Noront Resources Ltd. engages in the acquisition, development, and exploration of base and precious metals in Canada. A resource enterprise, the Company explores for nickel, copper, zinc, platinum group metals (PGMs), chromite, iron, titanium, vanadium, gold, and silver. It has the largest land position in the Ring of Fire. This is an emerging multi-metals area situated in the James Bay Lowlands of Northern Ontario. Noront Resources is based in Toronto, Ontario. The Company also has an office in Thunder Bay, Ontario. Noront Resources lists on the OTC Markets.

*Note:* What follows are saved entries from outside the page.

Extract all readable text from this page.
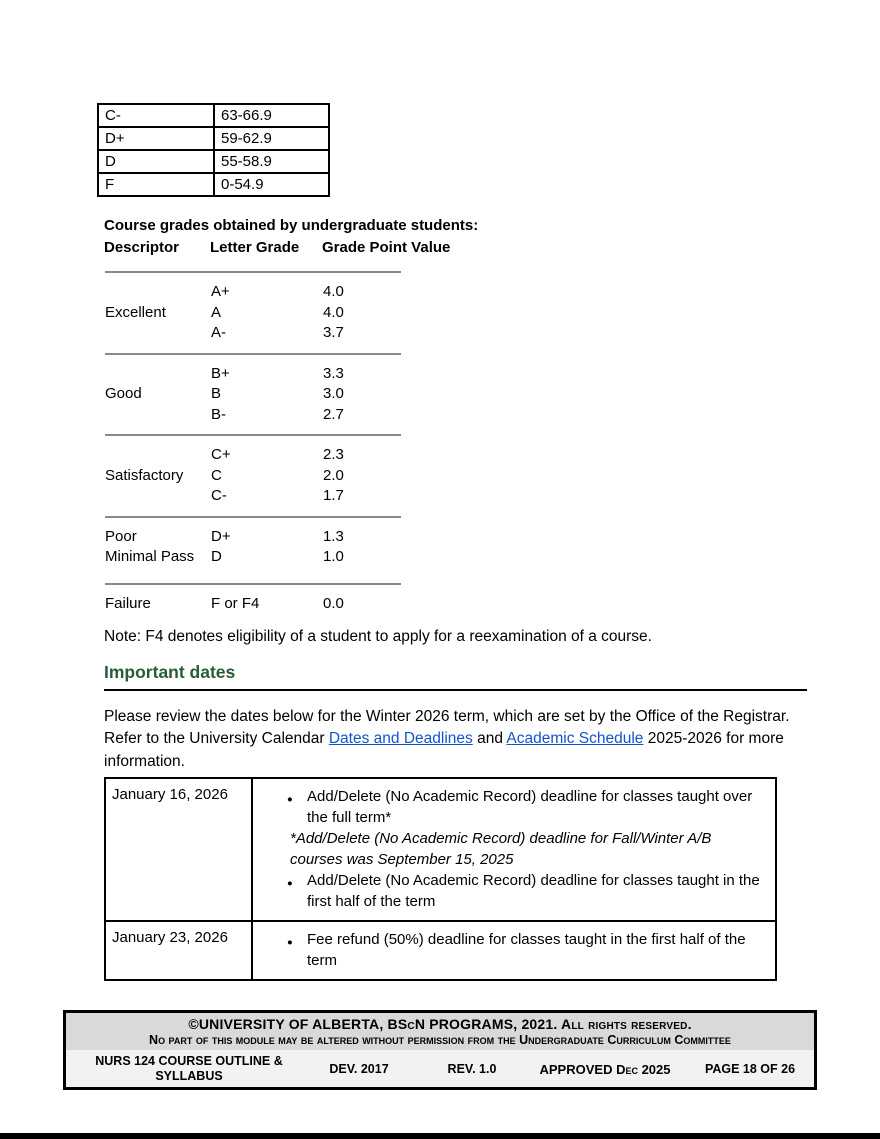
C-	63-66.9
D+	59-62.9
D	55-58.9
F	0-54.9
Course grades obtained by undergraduate students:
Descriptor	Letter Grade	Grade Point Value
A+	4.0
Excellent	A	4.0
A-	3.7
B+	3.3
Good	B	3.0
B-	2.7
C+	2.3
Satisfactory	C	2.0
C-	1.7
Poor	D+	1.3
Minimal Pass	D	1.0
Failure	F or F4	0.0
Note: F4 denotes eligibility of a student to apply for a reexamination of a course.
Important dates

Please review the dates below for the Winter 2026 term, which are set by the Office of the Registrar. Refer to the University Calendar Dates and Deadlines and Academic Schedule 2025-2026 for more information.

January 16, 2026	● Add/Delete (No Academic Record) deadline for classes taught over the full term*
*Add/Delete (No Academic Record) deadline for Fall/Winter A/B courses was September 15, 2025
● Add/Delete (No Academic Record) deadline for classes taught in the first half of the term

January 23, 2026	● Fee refund (50%) deadline for classes taught in the first half of the term
©UNIVERSITY OF ALBERTA, BScN PROGRAMS, 2021. All rights reserved.
No part of this module may be altered without permission from the Undergraduate Curriculum Committee
NURS 124 COURSE OUTLINE & SYLLABUS	DEV. 2017	REV. 1.0	APPROVED Dec 2025	PAGE 18 OF 26
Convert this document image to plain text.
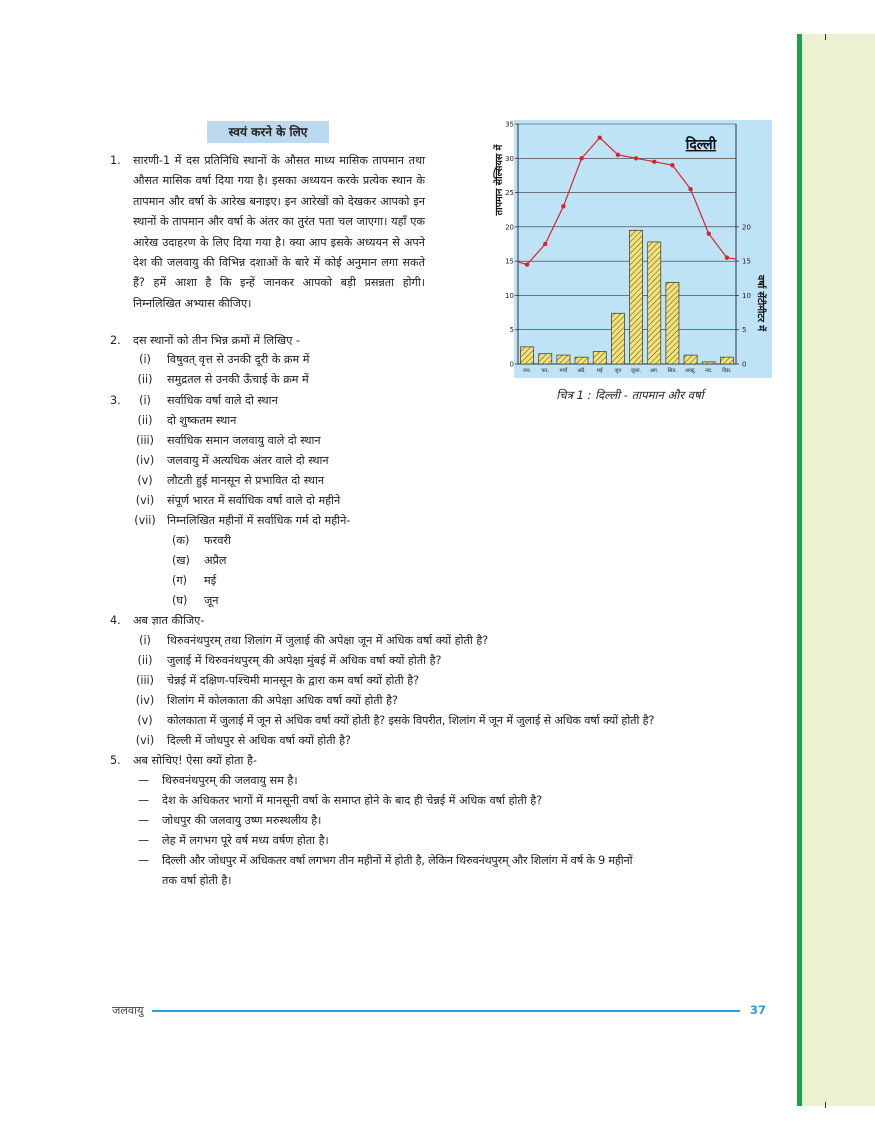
स्वयं करने के लिए
1. सारणी-1 में दस प्रतिनिधि स्थानों के औसत माध्य मासिक तापमान तथा औसत मासिक वर्षा दिया गया है। इसका अध्ययन करके प्रत्येक स्थान के तापमान और वर्षा के आरेख बनाइए। इन आरेखों को देखकर आपको इन स्थानों के तापमान और वर्षा के अंतर का तुरंत पता चल जाएगा। यहाँ एक आरेख उदाहरण के लिए दिया गया है। क्या आप इसके अध्ययन से अपने देश की जलवायु की विभिन्न दशाओं के बारे में कोई अनुमान लगा सकते हैं? हमें आशा है कि इन्हें जानकर आपको बड़ी प्रसन्नता होगी। निम्नलिखित अभ्यास कीजिए।
0
5
10
15
20
25
30
35
0
5
10
15
20
जन. फर. मार्च अप्रै. मई जून जुला. अग. सित. अक्टू. नव. दिस.
दिल्ली
तापमान सेल्सियस में
वर्षा सेंटीमीटर में
चित्र 1 : दिल्ली - तापमान और वर्षा
2. दस स्थानों को तीन भिन्न क्रमों में लिखिए -
(i)	विषुवत् वृत्त से उनकी दूरी के क्रम में
(ii)	समुद्रतल से उनकी ऊँचाई के क्रम में
3.	(i)	सर्वाधिक वर्षा वाले दो स्थान
(ii)	दो शुष्कतम स्थान
(iii)	सर्वाधिक समान जलवायु वाले दो स्थान
(iv)	जलवायु में अत्यधिक अंतर वाले दो स्थान
(v)	लौटती हुई मानसून से प्रभावित दो स्थान
(vi)	संपूर्ण भारत में सर्वाधिक वर्षा वाले दो महीने
(vii)	निम्नलिखित महीनों में सर्वाधिक गर्म दो महीने-
(क) फरवरी
(ख) अप्रैल
(ग) मई
(घ) जून
4. अब ज्ञात कीजिए-
(i)	थिरुवनंथपुरम् तथा शिलांग में जुलाई की अपेक्षा जून में अधिक वर्षा क्यों होती है?
(ii)	जुलाई में थिरुवनंथपुरम् की अपेक्षा मुंबई में अधिक वर्षा क्यों होती है?
(iii)	चेन्नई में दक्षिण-पश्चिमी मानसून के द्वारा कम वर्षा क्यों होती है?
(iv)	शिलांग में कोलकाता की अपेक्षा अधिक वर्षा क्यों होती है?
(v)	कोलकाता में जुलाई में जून से अधिक वर्षा क्यों होती है? इसके विपरीत, शिलांग में जून में जुलाई से अधिक वर्षा क्यों होती है?
(vi)	दिल्ली में जोधपुर से अधिक वर्षा क्यों होती है?
5. अब सोचिए! ऐसा क्यों होता है-
— थिरुवनंथपुरम् की जलवायु सम है।
— देश के अधिकतर भागों में मानसूनी वर्षा के समाप्त होने के बाद ही चेन्नई में अधिक वर्षा होती है?
— जोधपुर की जलवायु उष्ण मरुस्थलीय है।
— लेह में लगभग पूरे वर्ष मध्य वर्षण होता है।
— दिल्ली और जोधपुर में अधिकतर वर्षा लगभग तीन महीनों में होती है, लेकिन थिरुवनंथपुरम् और शिलांग में वर्ष के 9 महीनों
तक वर्षा होती है।
जलवायु	37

The Company has three near-term development projects in Ontario. Noront holds a 100 percent interest in Eagle’s Nest. This is one of the largest, undeveloped, high-grade nickel sulphide deposits globally. Eagle’s Nest has positive project economics. In addition, it is supported by an independent Feasibility Study (FS).

Noront Resources also has a 70 percent interest in the Big Daddy chromite deposit, a 100 percent interest in the Black Label deposit, an 85 percent interest in the McFaulds copper-zinc occurrence, and a 75 percent interest in the Butler base metal property.

Furthermore, Noront’s 100 percent owned Blackbird chromite discovery is positioned less than 1 km from Eagle’s Nest. It is a significant global chromite resource and part of the Ring of Fire chromite discoveries located in the James Bay Lowlands area of Northern Ontario. Moreover, the Company’s 100 percent owned Black Thor chromite deposit is located 8 km to the northeast of Eagle’s Nest. It is the largest chromite discovery in the Ring of Fire.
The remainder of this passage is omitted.